Resident archivist Jack Dangers rattles along with ‘Cable Car Soundscapes’, a unique mix of field recording, performance and musique concrète in celebration of San Francisco’s famous transport system

‘Cable Car Soundscapes’ is one of my favourite field recording albums. It features recordings of cable cars in San Francisco and the people who worked on them. It came out in 1982 on a label called Valiant Productions, although the better-known version was released the following year by Folkways.

The sleeve notes describe the cable car as a “sonic artifact, a living sound relic…” and detail the system’s extinction, with a shutdown planned for September 1982.

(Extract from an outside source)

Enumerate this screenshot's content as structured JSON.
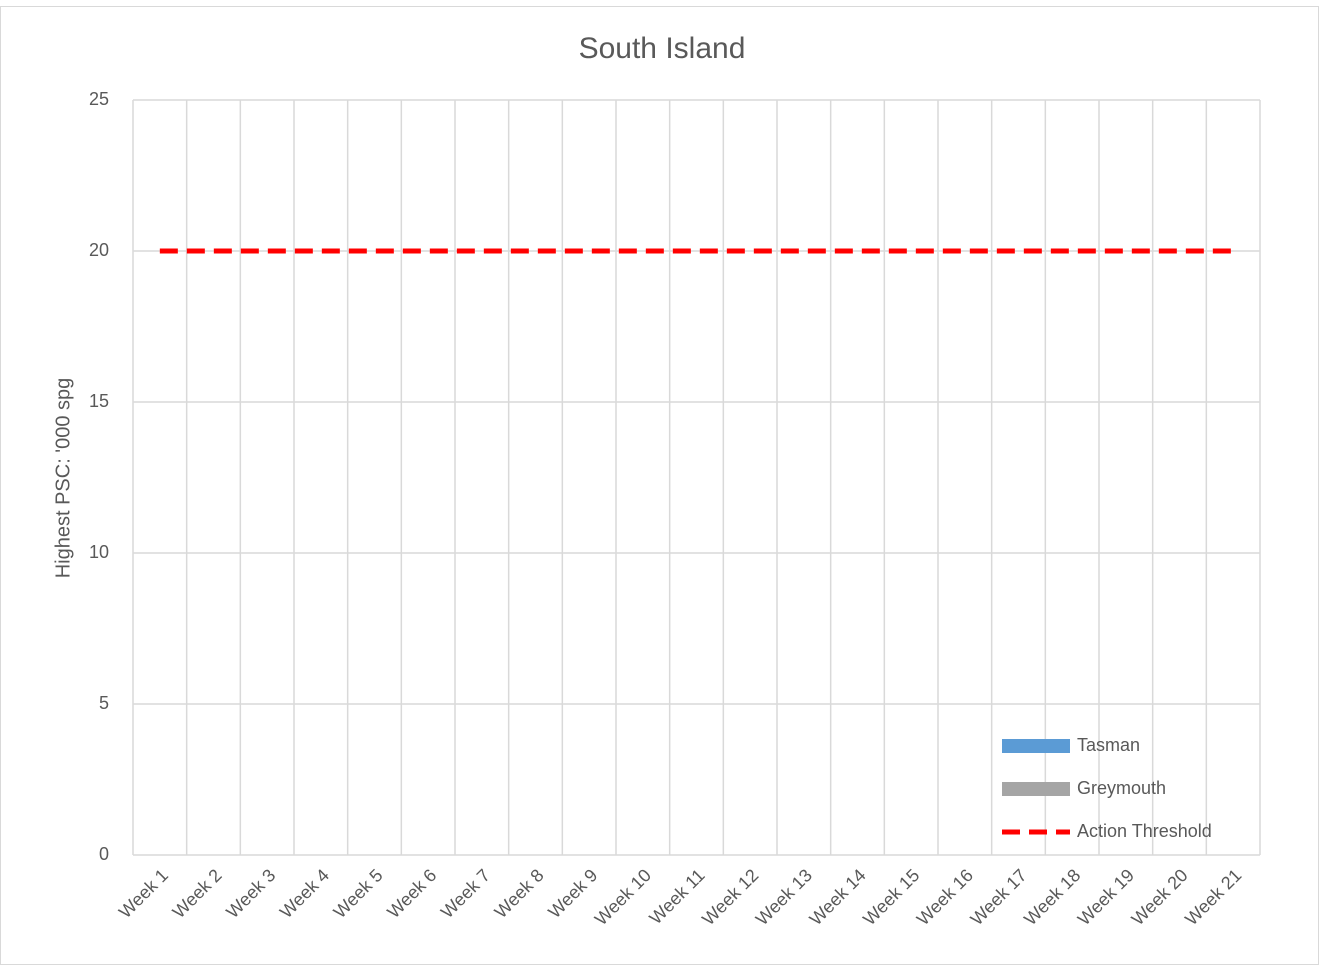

“The sounds of a cable car are awesome, even mythical, and without a myth a city dies,” they claim.

Perhaps the album was part of a cultural campaign to keep the network. If so, then it was successful as they’re still going strong today. The machines in the main barn are huge. One mechanism powers the whole web of cables, which run all over the city. You can go into the middle of the road and see the cable turning – it moves constantly underground. You hear it continually. The cars latch on and they get dragged along.

A brilliant piece of musique concrète that uses the sounds of the system, called ‘Mettle Of Metal’, takes up much of side two. It’s pretty late for musique concrète techniques, they weren’t coming up so much in the 1980s, but there’s just something about it I adore.

‘Cable Car Soundscapes’ also documents the annual bell-ringing competition between cable car crews on tracks ‘Voices’ and ‘Bellringing’. I live in San Francisco, and it’s a very big deal here – we see the bell-ringing on the news every year. They do it in Market Street by the big traverser, or turntable, where they turn the cars around. They’re these incredibly intricate performances – things that you can’t imagine are possible, with triplets and syncopated rhythms all coming out of a single bell.

It’s a very interesting record, but it isn’t a particularly rare one, and copies of the original pressing can be picked up pretty cheaply at the moment. The Folkways version tends to be more expensive, but decent copies seem to go for around £20 – £30.